Include your name, section number, and homework number on every page that
you hand in. Enter ``Section 1'' for the morning class (10-11AM) and
``Section 2'' for Professor Sawyer's class (12-1PM).

Begin the exposition of your work on this page. If more room is needed,
continue on sheets of paper of exactly the same size (8.5 x 11 inches),
lined or not as you wish, but not torn from a spiral notebook. You should
do your initial work and calculations on a separate sheet of paper before
you write up the results to hand in.

1. (Similar to exercise 7.28 on page 313.) A company is concerned about
a machine that fills cans with ground coffee. The machine is tested each
day by weighing all of the cans filled by the machine during the first
hour of production, which is always n=29 cans. The machine is assumed to
be working properly if the sample standard deviation of the weights of
the cans is not too large. The company will repair the machine only if
there is convincing evidence that the standard deviation is greater than
2.6. Otherwise, it is assumed that the standard deviation equals 2.6 and
that the machine is working properly. Assume that the weights of the
coffee cans are normally distributed with the same mean.
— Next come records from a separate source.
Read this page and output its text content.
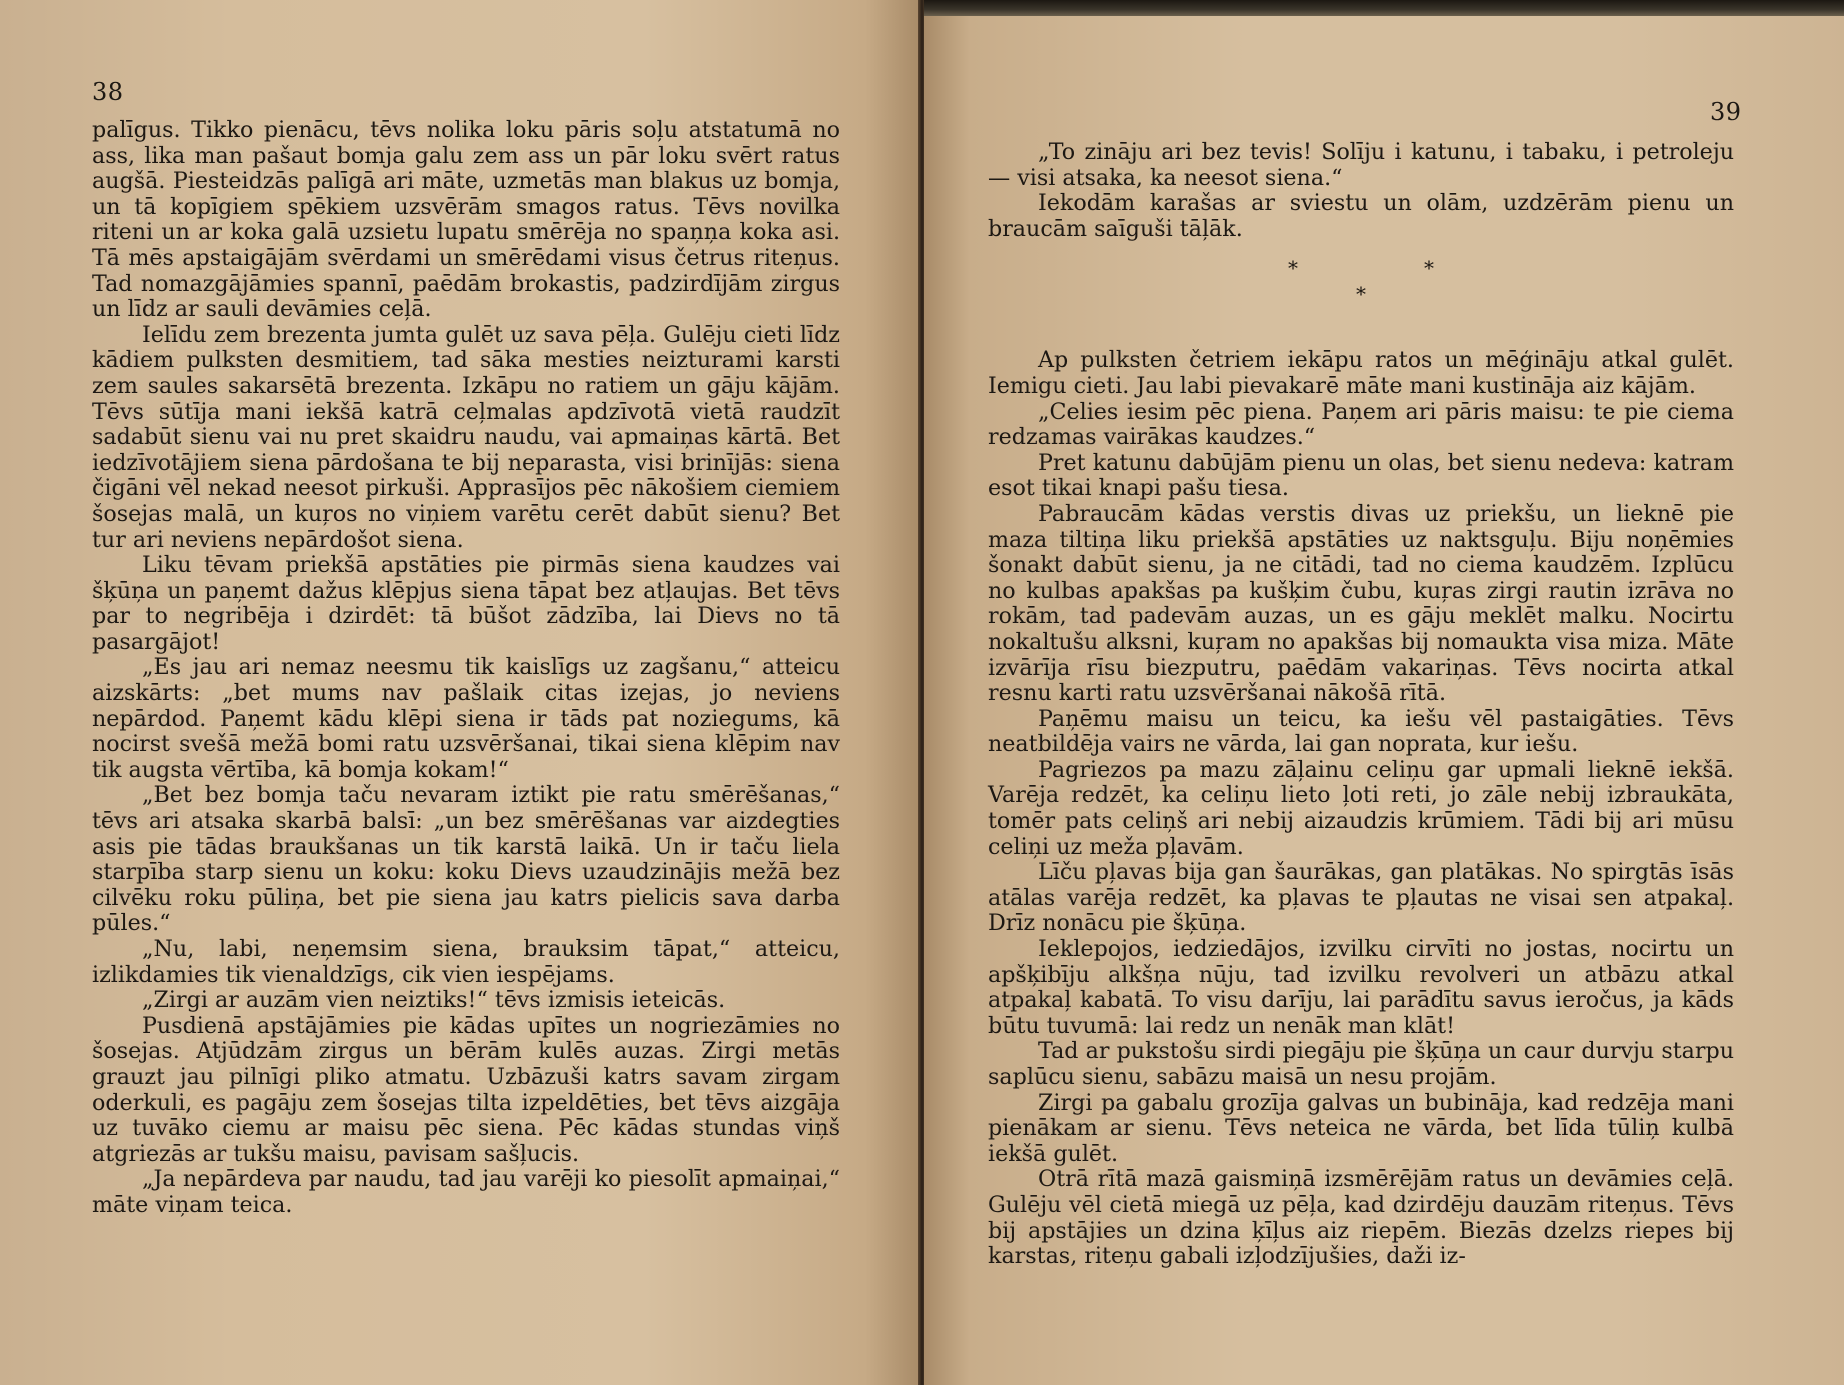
38

palīgus. Tikko pienācu, tēvs nolika loku pāris soļu atstatumā no ass, lika man pašaut bomja galu zem ass un pār loku svērt ratus augšā. Piesteidzās palīgā ari māte, uzmetās man blakus uz bomja, un tā kopīgiem spēkiem uzsvērām smagos ratus. Tēvs novilka riteni un ar koka galā uzsietu lupatu smērēja no spaņņa koka asi. Tā mēs apstaigājām svērdami un smērēdami visus četrus riteņus. Tad nomazgājāmies spannī, paēdām brokastis, padzirdījām zirgus un līdz ar sauli devāmies ceļā.

Ielīdu zem brezenta jumta gulēt uz sava pēļa. Gulēju cieti līdz kādiem pulksten desmitiem, tad sāka mesties neizturami karsti zem saules sakarsētā brezenta. Izkāpu no ratiem un gāju kājām. Tēvs sūtīja mani iekšā katrā ceļmalas apdzīvotā vietā raudzīt sadabūt sienu vai nu pret skaidru naudu, vai apmaiņas kārtā. Bet iedzīvotājiem siena pārdošana te bij neparasta, visi brinījās: siena čigāni vēl nekad neesot pirkuši. Apprasījos pēc nākošiem ciemiem šosejas malā, un kuŗos no viņiem varētu cerēt dabūt sienu? Bet tur ari neviens nepārdošot siena.

Liku tēvam priekšā apstāties pie pirmās siena kaudzes vai šķūņa un paņemt dažus klēpjus siena tāpat bez atļaujas. Bet tēvs par to negribēja i dzirdēt: tā būšot zādzība, lai Dievs no tā pasargājot!

„Es jau ari nemaz neesmu tik kaislīgs uz zagšanu,“ atteicu aizskārts: „bet mums nav pašlaik citas izejas, jo neviens nepārdod. Paņemt kādu klēpi siena ir tāds pat noziegums, kā nocirst svešā mežā bomi ratu uzsvēršanai, tikai siena klēpim nav tik augsta vērtība, kā bomja kokam!“

„Bet bez bomja taču nevaram iztikt pie ratu smērēšanas,“ tēvs ari atsaka skarbā balsī: „un bez smērēšanas var aizdegties asis pie tādas braukšanas un tik karstā laikā. Un ir taču liela starpība starp sienu un koku: koku Dievs uzaudzinājis mežā bez cilvēku roku pūliņa, bet pie siena jau katrs pielicis sava darba pūles.“

„Nu, labi, neņemsim siena, brauksim tāpat,“ atteicu, izlikdamies tik vienaldzīgs, cik vien iespējams.

„Zirgi ar auzām vien neiztiks!“ tēvs izmisis ieteicās.

Pusdienā apstājāmies pie kādas upītes un nogriezāmies no šosejas. Atjūdzām zirgus un bērām kulēs auzas. Zirgi metās grauzt jau pilnīgi pliko atmatu. Uzbāzuši katrs savam zirgam oderkuli, es pagāju zem šosejas tilta izpeldēties, bet tēvs aizgāja uz tuvāko ciemu ar maisu pēc siena. Pēc kādas stundas viņš atgriezās ar tukšu maisu, pavisam sašļucis.

„Ja nepārdeva par naudu, tad jau varēji ko piesolīt apmaiņai,“ māte viņam teica.

39

„To zināju ari bez tevis! Solīju i katunu, i tabaku, i petroleju — visi atsaka, ka neesot siena.“

Iekodām karašas ar sviestu un olām, uzdzērām pienu un braucām saīguši tāļāk.

*	*
*

Ap pulksten četriem iekāpu ratos un mēģināju atkal gulēt. Iemigu cieti. Jau labi pievakarē māte mani kustināja aiz kājām.

„Celies iesim pēc piena. Paņem ari pāris maisu: te pie ciema redzamas vairākas kaudzes.“

Pret katunu dabūjām pienu un olas, bet sienu nedeva: katram esot tikai knapi pašu tiesa.

Pabraucām kādas verstis divas uz priekšu, un lieknē pie maza tiltiņa liku priekšā apstāties uz naktsguļu. Biju noņēmies šonakt dabūt sienu, ja ne citādi, tad no ciema kaudzēm. Izplūcu no kulbas apakšas pa kušķim čubu, kuŗas zirgi rautin izrāva no rokām, tad padevām auzas, un es gāju meklēt malku. Nocirtu nokaltušu alksni, kuŗam no apakšas bij nomaukta visa miza. Māte izvārīja rīsu biezputru, paēdām vakariņas. Tēvs nocirta atkal resnu karti ratu uzsvēršanai nākošā rītā.

Paņēmu maisu un teicu, ka iešu vēl pastaigāties. Tēvs neatbildēja vairs ne vārda, lai gan noprata, kur iešu.

Pagriezos pa mazu zāļainu celiņu gar upmali lieknē iekšā. Varēja redzēt, ka celiņu lieto ļoti reti, jo zāle nebij izbraukāta, tomēr pats celiņš ari nebij aizaudzis krūmiem. Tādi bij ari mūsu celiņi uz meža pļavām.

Līču pļavas bija gan šaurākas, gan platākas. No spirgtās īsās atālas varēja redzēt, ka pļavas te pļautas ne visai sen atpakaļ. Drīz nonācu pie šķūņa.

Ieklepojos, iedziedājos, izvilku cirvīti no jostas, nocirtu un apšķibīju alkšņa nūju, tad izvilku revolveri un atbāzu atkal atpakaļ kabatā. To visu darīju, lai parādītu savus ieročus, ja kāds būtu tuvumā: lai redz un nenāk man klāt!

Tad ar pukstošu sirdi piegāju pie šķūņa un caur durvju starpu saplūcu sienu, sabāzu maisā un nesu projām.

Zirgi pa gabalu grozīja galvas un bubināja, kad redzēja mani pienākam ar sienu. Tēvs neteica ne vārda, bet līda tūliņ kulbā iekšā gulēt.

Otrā rītā mazā gaismiņā izsmērējām ratus un devāmies ceļā. Gulēju vēl cietā miegā uz pēļa, kad dzirdēju dauzām riteņus. Tēvs bij apstājies un dzina ķīļus aiz riepēm. Biezās dzelzs riepes bij karstas, riteņu gabali izļodzījušies, daži iz-
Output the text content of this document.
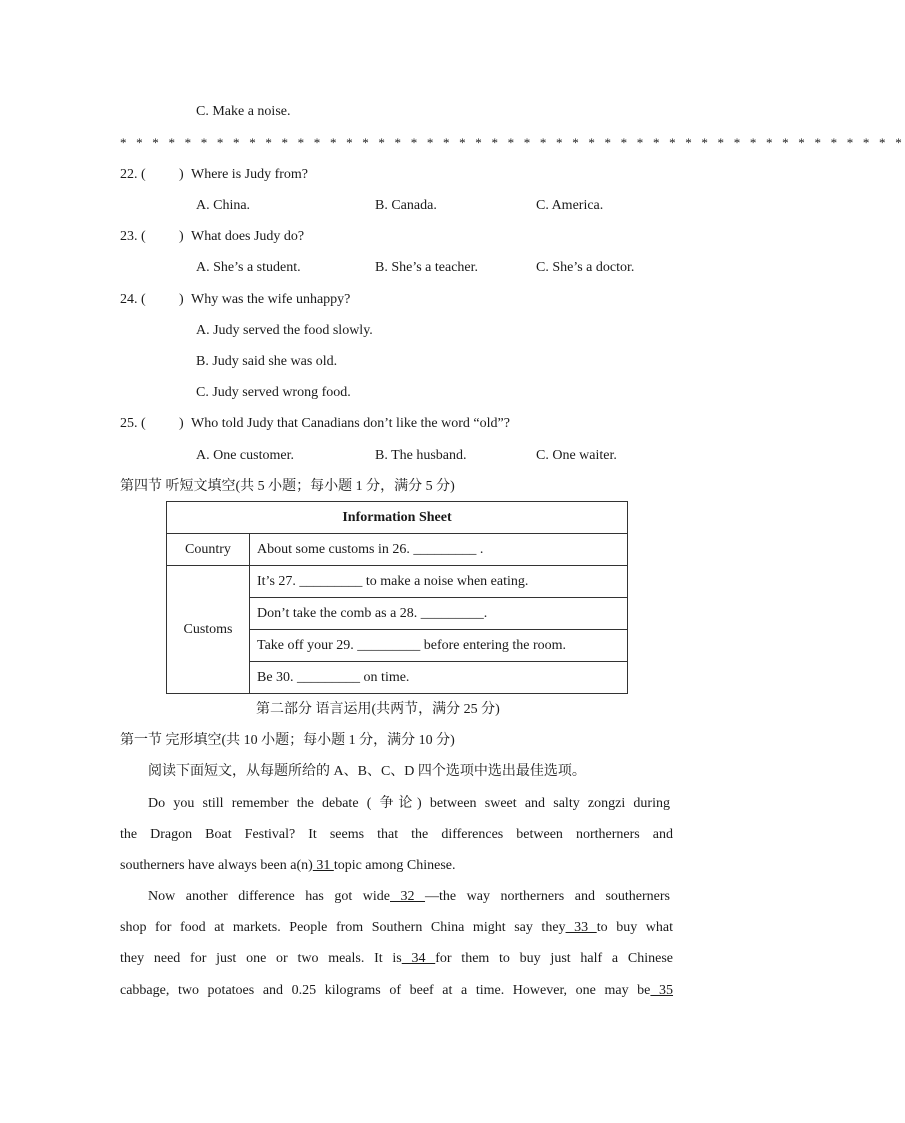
C. Make a noise.
* * * * * * * * * * * * * * * * * * * * * * * * * * * * * * * * * * * * * * * * * * * * * * * * *
22. ( ) Where is Judy from?
A. China.	B. Canada.	C. America.
23. ( ) What does Judy do?
A. She’s a student.	B. She’s a teacher.	C. She’s a doctor.
24. ( ) Why was the wife unhappy?
A. Judy served the food slowly.
B. Judy said she was old.
C. Judy served wrong food.
25. ( ) Who told Judy that Canadians don’t like the word “old”?
A. One customer.	B. The husband.	C. One waiter.
第四节 听短文填空(共 5 小题；每小题 1 分，满分 5 分)
Information Sheet	
Country	About some customs in 26. _________ .
Customs	It’s 27. _________ to make a noise when eating.
	Don’t take the comb as a 28. _________.
	Take off your 29. _________ before entering the room.
	Be 30. _________ on time.
第二部分 语言运用(共两节，满分 25 分)
第一节 完形填空(共 10 小题；每小题 1 分，满分 10 分)
阅读下面短文，从每题所给的 A、B、C、D 四个选项中选出最佳选项。
Do you still remember the debate ( 争论) between sweet and salty zongzi during
the Dragon Boat Festival? It seems that the differences between northerners and
southerners have always been a(n) 31 topic among Chinese.
Now another difference has got wide 32 —the way northerners and southerners
shop for food at markets. People from Southern China might say they 33 to buy what
they need for just one or two meals. It is 34 for them to buy just half a Chinese
cabbage, two potatoes and 0.25 kilograms of beef at a time. However, one may be 35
(a) State the hypotheses H_{0} and H_{1}.
(b) Suppose that the production manager measures T=3.08 for the
sample standard deviation of the n=29 coffee cans on one day. Does he or
she accept H_{0} or reject H_{0}? What is the P-value?
(*Hint:* It may be easier to work with sample variances rather than
sample standard deviations.)
(c) Find the critical value lambda_{0} for the test at level
of significance alpha=0.10 based on the sample standard
deviation T. Is the observed value T=3.08 below or above that
value? In this way, if the manager decides to become concerned about the
machine only when the P-value is 0.10 or less, then he or she just has
to check whether the observed sample standard deviation T is greater or
less than lambda_{0} without having to calculate a new P-value
each day.
2. Do exercise 7.44 on page 325. (This asks you to find the level of
significance and the power for a test based on a binomial distribution.
*Warning:*``Greater than'' means ``strictly greater than'' and not
``greater than or equal to''.)

3. Do exercise 7.48 on page 335. What test statistic are you using? What
is its distribution given H_{0}? Is this a one-sided or a
two-sided test? How does that affect the P-value?

4. Do exercise 7.72 on page 346.

5. Do exercise 8.6 on page 360. Is this a one-sided or a two-sided
P-value?

6. Do exercise 8.14 on page 375.